Shortly before the film’s streaming debut on Prime Video, AMFM Magazine’s Paul Salfen caught up with Guðnadóttir (calling in from Beverly Hills) to talk about the seductive, jazz-infused score that has already become one of the most talked-about of the year.
Paul Salfen: When Nia DaCosta came to you with this very modern, very queer, very 1950s take on Hedda Gabler, was it an immediate “yes”?
Hildur Guðnadóttir: It really was one of those projects where I couldn’t say no. It was such a treat. The script has so many layers, and musically it felt like every new layer was another moment of “Oh yes, this is going to be fun.”
PS: You’ve called the score “jazzy,” which feels perfect for that smoky, late-night party atmosphere. How did you land on that sound?
HG: The people playing the parts — the band in the film, the singer, the percussionists, the incredible trumpet player who carries so many of the themes with such sensitivity — they were essential. Finding exactly the right musicians felt like a series of light-bulb moments. When we got it right, it was like, “Yes, this is it.”
PS: Hedda is such a canonical, almost untouchable character in theater. Does that come with pressure, or does the fact that she’s been interpreted so many ways since 1890 actually make it less scary?
HG: A bit of both, I think. People have very strong feelings about her, but she’s also impossible to pin down. She’s devious, thrilling, sensitive, cruel — all at once. We’ve seen so many versions of her that it actually frees you up. There’s a lot of creative juice in this character, and Nia’s take — making her biracial and queer, setting it in the 1950s — opened even more doors.
PS: One of the most magical moments on the soundtrack is the choir made up of the actual cast and crew singing together on set around that broken chandelier. Can you tell us about that?
HG: That was probably the most special musical experience of the whole process. We recorded everyone — cast, crew, everybody — singing together in that room. It was a way of celebrating the hundreds of people it takes to make a film. Breathing together, singing together… I’ll hold that moment really close forever. The entire creative process on this film was joyful, full of excitement about making things together.

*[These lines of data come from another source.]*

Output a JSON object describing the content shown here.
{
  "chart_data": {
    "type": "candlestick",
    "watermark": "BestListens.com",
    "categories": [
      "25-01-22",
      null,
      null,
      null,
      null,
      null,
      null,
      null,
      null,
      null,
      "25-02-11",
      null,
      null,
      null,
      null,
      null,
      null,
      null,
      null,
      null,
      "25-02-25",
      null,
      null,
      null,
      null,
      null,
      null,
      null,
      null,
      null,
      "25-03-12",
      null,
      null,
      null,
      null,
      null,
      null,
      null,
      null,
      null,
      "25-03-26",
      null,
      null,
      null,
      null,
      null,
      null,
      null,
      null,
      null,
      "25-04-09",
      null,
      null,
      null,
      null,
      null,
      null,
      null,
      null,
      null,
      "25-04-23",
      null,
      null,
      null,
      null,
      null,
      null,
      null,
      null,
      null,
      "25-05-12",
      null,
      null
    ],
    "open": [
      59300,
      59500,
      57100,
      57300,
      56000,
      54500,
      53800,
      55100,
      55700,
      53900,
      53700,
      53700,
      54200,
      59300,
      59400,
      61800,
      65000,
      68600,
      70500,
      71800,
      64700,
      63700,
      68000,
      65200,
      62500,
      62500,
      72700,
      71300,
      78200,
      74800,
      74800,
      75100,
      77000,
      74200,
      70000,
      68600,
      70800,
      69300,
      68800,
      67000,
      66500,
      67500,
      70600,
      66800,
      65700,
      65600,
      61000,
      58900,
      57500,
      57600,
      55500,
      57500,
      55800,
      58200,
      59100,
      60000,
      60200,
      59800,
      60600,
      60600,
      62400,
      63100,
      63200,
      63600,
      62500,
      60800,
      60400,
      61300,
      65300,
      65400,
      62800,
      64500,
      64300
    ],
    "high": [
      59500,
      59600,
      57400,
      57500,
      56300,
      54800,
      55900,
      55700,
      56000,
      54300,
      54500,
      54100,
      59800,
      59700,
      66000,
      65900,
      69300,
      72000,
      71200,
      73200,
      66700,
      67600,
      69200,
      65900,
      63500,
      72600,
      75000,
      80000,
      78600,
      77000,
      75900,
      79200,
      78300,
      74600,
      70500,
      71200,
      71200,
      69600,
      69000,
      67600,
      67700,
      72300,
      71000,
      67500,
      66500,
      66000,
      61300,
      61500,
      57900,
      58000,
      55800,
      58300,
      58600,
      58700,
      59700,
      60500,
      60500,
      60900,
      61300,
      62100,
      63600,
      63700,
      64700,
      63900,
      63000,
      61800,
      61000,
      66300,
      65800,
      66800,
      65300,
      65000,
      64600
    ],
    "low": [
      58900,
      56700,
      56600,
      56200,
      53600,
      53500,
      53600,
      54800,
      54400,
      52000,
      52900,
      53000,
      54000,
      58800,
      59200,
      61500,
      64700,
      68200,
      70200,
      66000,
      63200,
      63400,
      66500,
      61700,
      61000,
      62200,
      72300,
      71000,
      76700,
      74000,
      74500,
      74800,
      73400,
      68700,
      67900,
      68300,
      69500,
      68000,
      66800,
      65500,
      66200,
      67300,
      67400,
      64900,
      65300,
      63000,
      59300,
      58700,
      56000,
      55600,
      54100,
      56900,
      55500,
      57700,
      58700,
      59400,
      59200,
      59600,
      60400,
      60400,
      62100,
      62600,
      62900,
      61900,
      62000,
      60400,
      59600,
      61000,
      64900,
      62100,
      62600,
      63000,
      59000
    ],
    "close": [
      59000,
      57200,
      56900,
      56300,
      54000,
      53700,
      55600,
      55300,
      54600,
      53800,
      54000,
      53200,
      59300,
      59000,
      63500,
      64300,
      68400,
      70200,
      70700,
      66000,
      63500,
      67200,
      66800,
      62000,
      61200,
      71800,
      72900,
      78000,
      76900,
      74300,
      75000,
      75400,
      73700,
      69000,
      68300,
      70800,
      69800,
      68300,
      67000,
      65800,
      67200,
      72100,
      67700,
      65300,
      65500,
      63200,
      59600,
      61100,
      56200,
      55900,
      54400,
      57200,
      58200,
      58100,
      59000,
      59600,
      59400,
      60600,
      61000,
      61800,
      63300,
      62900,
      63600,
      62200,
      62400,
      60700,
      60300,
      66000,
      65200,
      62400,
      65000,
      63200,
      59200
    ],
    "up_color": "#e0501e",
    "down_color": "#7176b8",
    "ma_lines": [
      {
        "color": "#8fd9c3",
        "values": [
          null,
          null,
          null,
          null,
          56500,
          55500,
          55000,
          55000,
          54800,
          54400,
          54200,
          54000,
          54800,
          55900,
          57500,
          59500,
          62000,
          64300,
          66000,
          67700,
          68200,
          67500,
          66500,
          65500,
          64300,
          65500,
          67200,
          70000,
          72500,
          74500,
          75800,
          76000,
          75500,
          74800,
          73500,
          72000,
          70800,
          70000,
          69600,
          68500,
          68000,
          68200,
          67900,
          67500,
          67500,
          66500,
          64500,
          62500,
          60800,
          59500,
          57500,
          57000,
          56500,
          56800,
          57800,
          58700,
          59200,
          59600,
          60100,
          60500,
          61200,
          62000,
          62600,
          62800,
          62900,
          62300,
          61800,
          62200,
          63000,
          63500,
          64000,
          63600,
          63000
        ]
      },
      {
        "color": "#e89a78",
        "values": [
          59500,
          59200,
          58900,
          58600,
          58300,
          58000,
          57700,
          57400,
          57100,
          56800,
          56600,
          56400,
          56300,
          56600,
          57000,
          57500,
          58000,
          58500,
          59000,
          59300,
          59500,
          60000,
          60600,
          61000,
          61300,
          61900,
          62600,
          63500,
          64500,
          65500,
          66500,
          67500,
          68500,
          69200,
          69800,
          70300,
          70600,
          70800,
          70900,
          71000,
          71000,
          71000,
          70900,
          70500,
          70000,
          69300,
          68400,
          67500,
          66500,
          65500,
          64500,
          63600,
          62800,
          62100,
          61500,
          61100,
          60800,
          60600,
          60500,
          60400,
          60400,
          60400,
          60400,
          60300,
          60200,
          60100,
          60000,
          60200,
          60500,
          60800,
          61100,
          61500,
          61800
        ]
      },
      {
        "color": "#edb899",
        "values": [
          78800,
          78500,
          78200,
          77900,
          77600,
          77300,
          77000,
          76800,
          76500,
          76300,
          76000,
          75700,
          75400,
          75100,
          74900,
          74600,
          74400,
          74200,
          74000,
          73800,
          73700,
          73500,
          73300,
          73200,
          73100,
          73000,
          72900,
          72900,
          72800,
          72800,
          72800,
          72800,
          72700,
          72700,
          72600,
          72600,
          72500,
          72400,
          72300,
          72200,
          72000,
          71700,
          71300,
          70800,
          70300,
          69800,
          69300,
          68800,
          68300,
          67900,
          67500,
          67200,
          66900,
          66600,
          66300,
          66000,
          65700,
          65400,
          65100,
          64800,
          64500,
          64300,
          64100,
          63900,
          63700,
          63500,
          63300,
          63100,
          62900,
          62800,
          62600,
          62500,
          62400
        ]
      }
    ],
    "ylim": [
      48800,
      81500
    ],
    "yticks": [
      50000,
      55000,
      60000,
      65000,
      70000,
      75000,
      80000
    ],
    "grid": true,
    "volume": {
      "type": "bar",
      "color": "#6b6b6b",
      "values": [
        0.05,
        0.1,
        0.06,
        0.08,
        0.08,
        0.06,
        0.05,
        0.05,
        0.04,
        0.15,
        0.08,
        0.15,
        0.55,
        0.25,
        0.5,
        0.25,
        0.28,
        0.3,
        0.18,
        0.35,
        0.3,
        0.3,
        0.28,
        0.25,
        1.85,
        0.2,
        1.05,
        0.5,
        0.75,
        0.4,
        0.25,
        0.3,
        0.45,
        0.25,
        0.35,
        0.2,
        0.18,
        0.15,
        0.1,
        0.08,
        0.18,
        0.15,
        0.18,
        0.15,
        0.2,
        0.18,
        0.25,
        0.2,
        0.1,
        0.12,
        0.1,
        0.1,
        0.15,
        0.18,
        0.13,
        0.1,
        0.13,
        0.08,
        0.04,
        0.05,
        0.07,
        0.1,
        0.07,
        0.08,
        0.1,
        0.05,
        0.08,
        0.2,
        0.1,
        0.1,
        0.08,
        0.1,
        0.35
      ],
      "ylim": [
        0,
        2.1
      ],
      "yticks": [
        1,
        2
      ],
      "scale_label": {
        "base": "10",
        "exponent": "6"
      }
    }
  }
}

PS: You’ve had an extraordinary run the last few years. Young composers look at you and think, “That’s the dream.” What advice do you give them?
HG: Patience. Real patience. I released my first solo album twenty years ago, and I was making music for a long time before anyone paid attention. That time was a gift — it let me find my own voice without pressure. Today everything moves so fast and people want instant results, but the biggest marker of whether you’re doing something right is how you feel when you’re doing it, not external validation. And be soft with yourself. We’re our own harshest critics. Some days the notes don’t come, and that’s okay. At the end of the day… it’s just music. You can let it go.
PS: Speaking of what’s next — you have Danny Boyle’s 28 Years Later coming in January, then Maggie Gyllenhaal’s The Bride in March (which you’ve teased as “crazy, bombastic, wild”), and a big 20th-anniversary orchestral tour. Is there ever a quiet moment?
HG: [laughs]No. Never a dull moment, and I love it.
HEDDA is now streaming on Prime Video, and its soundtrack — a heady cocktail of late-night jazz, haunting trumpet themes, and that unforgettable on-set choir — is available everywhere. If you listen closely, you can almost smell the cigarette smoke and feel the tension rising in that English country house.
As Guðnadóttir reminded us in closing: the joy is in the making. And with HEDDA, that joy is unmistakable.